If we have a conversation about the ability, say, to focus, maybe you’re going to say something like “oh, I have difficulty to focus, like everybody else.”
Focusing Like Everybody Else
How do others really do apply this ability to focus? I was talking the other day to my brother-in-law about house repairs. I told him “I’m really not interested these days at patching up my house, I’d rather hire someone and focus on work.” He replied “yeah, I don’t want to do any of that stuff either, I end up not doing it.”
When talking about his investment in Apple, Warren Buffet was raving about Apple’s focus. He said something like “It’s remarkable: all their products can fit on a single table.”
Whether you operate as a busy parent or you’re overseeing the creative process of an entire company, there’s more to focus than romanticizing about how others seem to have so much of it.
Two Skills
The skill to juggle is different than the skill to toggle.
Juggling is a single act of effort. The main tension is in keeping all the balls in the air. Your lack of focus results in all the balls falling. Many people think focus is all about juggling, and juggling all the time. “I’ve lost my focus and so I have to regain it.”
Toggling is where you switch your focus away from one area toward another. From 9 to 5, your focus is on work. After a cool-down period, you can get into your evening focus. Parents have many more toggles to make. 6-8am is breakfast and packing lunches, 6-9pm is focus on homework, supper, chores and putting the kids to bed. Then a bit of “me time”. Lots of switching going on. There’s the workweek’s focus, there’s the weekend’s focus: the two bigger modes on the weekly scale.

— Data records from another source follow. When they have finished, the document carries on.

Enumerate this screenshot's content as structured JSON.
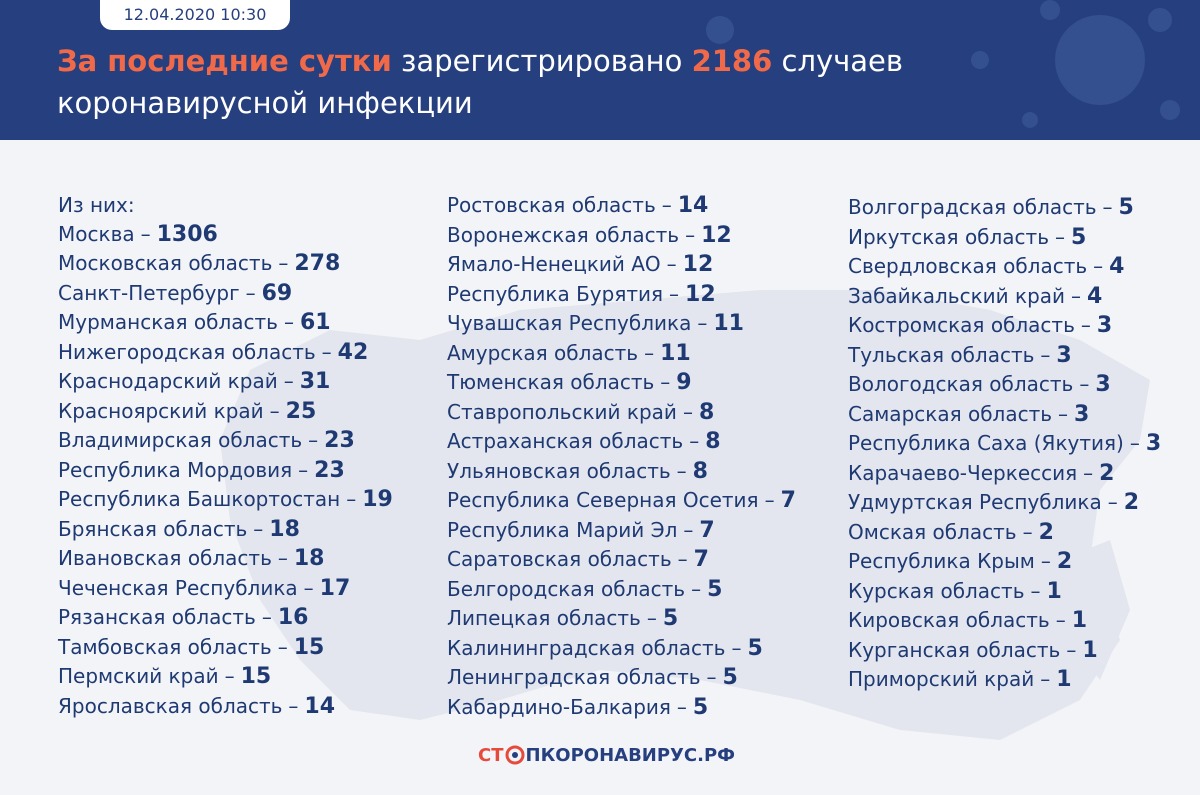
{
  "header": {
    "date": "12.04.2020 10:30",
    "title": {
      "highlight": "За последние сутки",
      "text": "зарегистрировано",
      "cases": 2186,
      "line1_end": "случаев",
      "line2": "коронавирусной инфекции"
    }
  },
  "list": {
    "intro": "Из них:",
    "separator": "–",
    "columns": [
      {
        "entries": [
          {
            "name": "Москва",
            "value": 1306
          },
          {
            "name": "Московская область",
            "value": 278
          },
          {
            "name": "Санкт-Петербург",
            "value": 69
          },
          {
            "name": "Мурманская область",
            "value": 61
          },
          {
            "name": "Нижегородская область",
            "value": 42
          },
          {
            "name": "Краснодарский край",
            "value": 31
          },
          {
            "name": "Красноярский край",
            "value": 25
          },
          {
            "name": "Владимирская область",
            "value": 23
          },
          {
            "name": "Республика Мордовия",
            "value": 23
          },
          {
            "name": "Республика Башкортостан",
            "value": 19
          },
          {
            "name": "Брянская область",
            "value": 18
          },
          {
            "name": "Ивановская область",
            "value": 18
          },
          {
            "name": "Чеченская Республика",
            "value": 17
          },
          {
            "name": "Рязанская область",
            "value": 16
          },
          {
            "name": "Тамбовская область",
            "value": 15
          },
          {
            "name": "Пермский край",
            "value": 15
          },
          {
            "name": "Ярославская область",
            "value": 14
          }
        ]
      },
      {
        "entries": [
          {
            "name": "Ростовская область",
            "value": 14
          },
          {
            "name": "Воронежская область",
            "value": 12
          },
          {
            "name": "Ямало-Ненецкий АО",
            "value": 12
          },
          {
            "name": "Республика Бурятия",
            "value": 12
          },
          {
            "name": "Чувашская Республика",
            "value": 11
          },
          {
            "name": "Амурская область",
            "value": 11
          },
          {
            "name": "Тюменская область",
            "value": 9
          },
          {
            "name": "Ставропольский край",
            "value": 8
          },
          {
            "name": "Астраханская область",
            "value": 8
          },
          {
            "name": "Ульяновская область",
            "value": 8
          },
          {
            "name": "Республика Северная Осетия",
            "value": 7
          },
          {
            "name": "Республика Марий Эл",
            "value": 7
          },
          {
            "name": "Саратовская область",
            "value": 7
          },
          {
            "name": "Белгородская область",
            "value": 5
          },
          {
            "name": "Липецкая область",
            "value": 5
          },
          {
            "name": "Калининградская область",
            "value": 5
          },
          {
            "name": "Ленинградская область",
            "value": 5
          },
          {
            "name": "Кабардино-Балкария",
            "value": 5
          }
        ]
      },
      {
        "entries": [
          {
            "name": "Волгоградская область",
            "value": 5
          },
          {
            "name": "Иркутская область",
            "value": 5
          },
          {
            "name": "Свердловская область",
            "value": 4
          },
          {
            "name": "Забайкальский край",
            "value": 4
          },
          {
            "name": "Костромская область",
            "value": 3
          },
          {
            "name": "Тульская область",
            "value": 3
          },
          {
            "name": "Вологодская область",
            "value": 3
          },
          {
            "name": "Самарская область",
            "value": 3
          },
          {
            "name": "Республика Саха (Якутия)",
            "value": 3
          },
          {
            "name": "Карачаево-Черкессия",
            "value": 2
          },
          {
            "name": "Удмуртская Республика",
            "value": 2
          },
          {
            "name": "Омская область",
            "value": 2
          },
          {
            "name": "Республика Крым",
            "value": 2
          },
          {
            "name": "Курская область",
            "value": 1
          },
          {
            "name": "Кировская область",
            "value": 1
          },
          {
            "name": "Курганская область",
            "value": 1
          },
          {
            "name": "Приморский край",
            "value": 1
          }
        ]
      }
    ]
  },
  "footer": {
    "logo_start": "СТ",
    "logo_end": "ПКОРОНАВИРУС.РФ"
  }
}
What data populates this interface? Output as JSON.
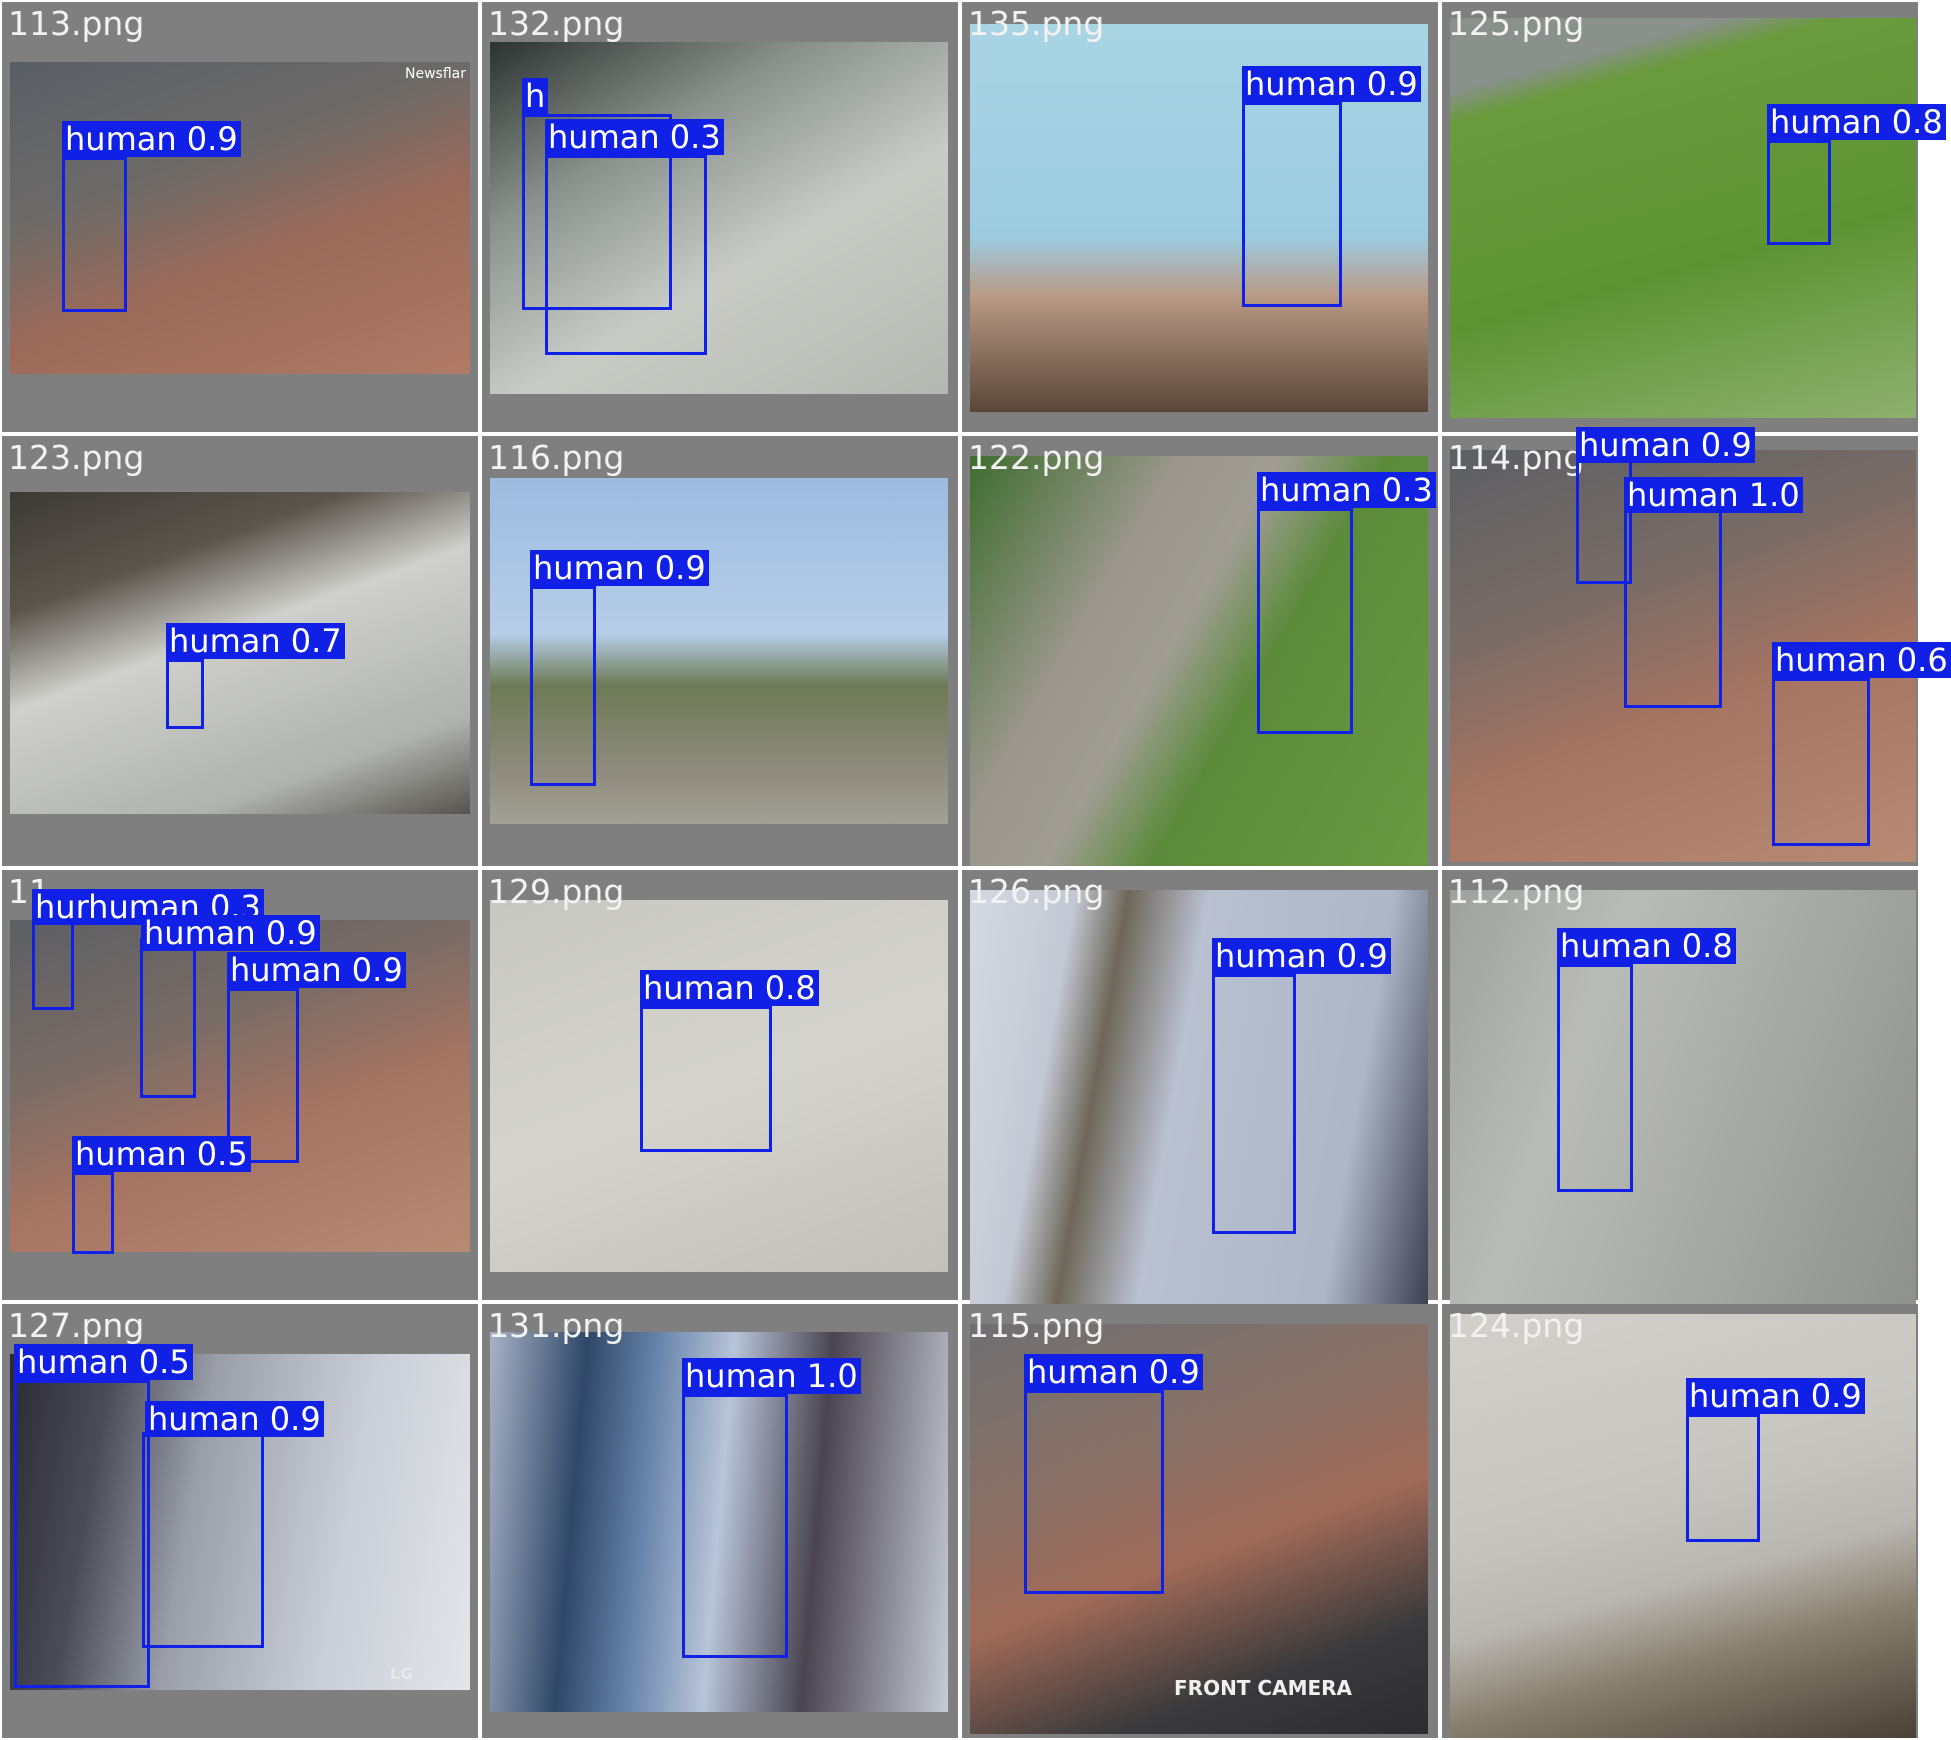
{
  "box_color": "#1020e6",
  "tiles": [
    {
      "name": "113.png",
      "detections": [
        {
          "label": "human",
          "score": "0.9"
        }
      ]
    },
    {
      "name": "132.png",
      "detections": [
        {
          "label": "human",
          "score": "0.3"
        },
        {
          "label": "h",
          "score": ""
        }
      ]
    },
    {
      "name": "135.png",
      "detections": [
        {
          "label": "human",
          "score": "0.9"
        }
      ]
    },
    {
      "name": "125.png",
      "detections": [
        {
          "label": "human",
          "score": "0.8"
        }
      ]
    },
    {
      "name": "123.png",
      "detections": [
        {
          "label": "human",
          "score": "0.7"
        }
      ]
    },
    {
      "name": "116.png",
      "detections": [
        {
          "label": "human",
          "score": "0.9"
        }
      ]
    },
    {
      "name": "122.png",
      "detections": [
        {
          "label": "human",
          "score": "0.3"
        }
      ]
    },
    {
      "name": "114.png",
      "detections": [
        {
          "label": "human",
          "score": "0.9"
        },
        {
          "label": "human",
          "score": "1.0"
        },
        {
          "label": "human",
          "score": "0.6"
        }
      ]
    },
    {
      "name": "11",
      "detections": [
        {
          "label": "hurhuman",
          "score": "0.3"
        },
        {
          "label": "human",
          "score": "0.9"
        },
        {
          "label": "human",
          "score": "0.9"
        },
        {
          "label": "human",
          "score": "0.5"
        }
      ]
    },
    {
      "name": "129.png",
      "detections": [
        {
          "label": "human",
          "score": "0.8"
        }
      ]
    },
    {
      "name": "126.png",
      "detections": [
        {
          "label": "human",
          "score": "0.9"
        }
      ]
    },
    {
      "name": "112.png",
      "detections": [
        {
          "label": "human",
          "score": "0.8"
        }
      ]
    },
    {
      "name": "127.png",
      "detections": [
        {
          "label": "human",
          "score": "0.5"
        },
        {
          "label": "human",
          "score": "0.9"
        }
      ]
    },
    {
      "name": "131.png",
      "detections": [
        {
          "label": "human",
          "score": "1.0"
        }
      ]
    },
    {
      "name": "115.png",
      "detections": [
        {
          "label": "human",
          "score": "0.9"
        }
      ]
    },
    {
      "name": "124.png",
      "detections": [
        {
          "label": "human",
          "score": "0.9"
        }
      ]
    }
  ],
  "overlays": {
    "newsflare": "Newsflar",
    "lg": "LG",
    "front_camera": "FRONT CAMERA"
  }
}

In each of these focus times, you hope for a minimum and shoot for a maximum. You better focus!
And then there’s the focus you get when you zoom in, and the focus you get when you zoom out. If your focus on the details is blurry, you’ll get dinged for your lack of quality. If your focus on the big picture is blurry (the strategy questions, the process questions), you get criticized for lacking professionalism, clarity maybe. That’s interesting because strategy might be the area where you’re “juggling”, as if juggling is a sign of doing something temporary, dangerous.
Indeed, if you’re juggling all the time, you’re in a fragile balance.
The Myth of Balance
Is there any way to be balanced while having many things on the go? I believe you can, but you have to let go of the myth of balance.
Let’s imagine you need to fill 20 wine glasses with water. You can toggle between each until all of them are full. Each their turn. To stay in balance, you’re tempted to reduce the number of wine glasses.
Or you could arrange them in a sort of pyramid, and as you fill the top one, you keep pouring. The second row of glasses gets filled by the spillover, and so on. In this case, you see, you’ve achieved balance with little effort: you found out how to arrange your focus to be hierarchical. The top is pointy and singular: zoomed out, it’s clear you know your purpose, your bigger focus. And the base is wide and diverse: your focus is broad but everything is connected.
You’re not juggling in a balancing act. You’re arranging your focus into multiple dimensions.
It turns out that that’s the hack of the busy parent that can do more. It’s also the hack of Apple who can claim an organizational focus on “only a few products”. There’s focus at the top, and focus at the bottom, and the layers are connected.
Don’t be duped by simplistic descriptions about focus. It’s a subject with multiple layers.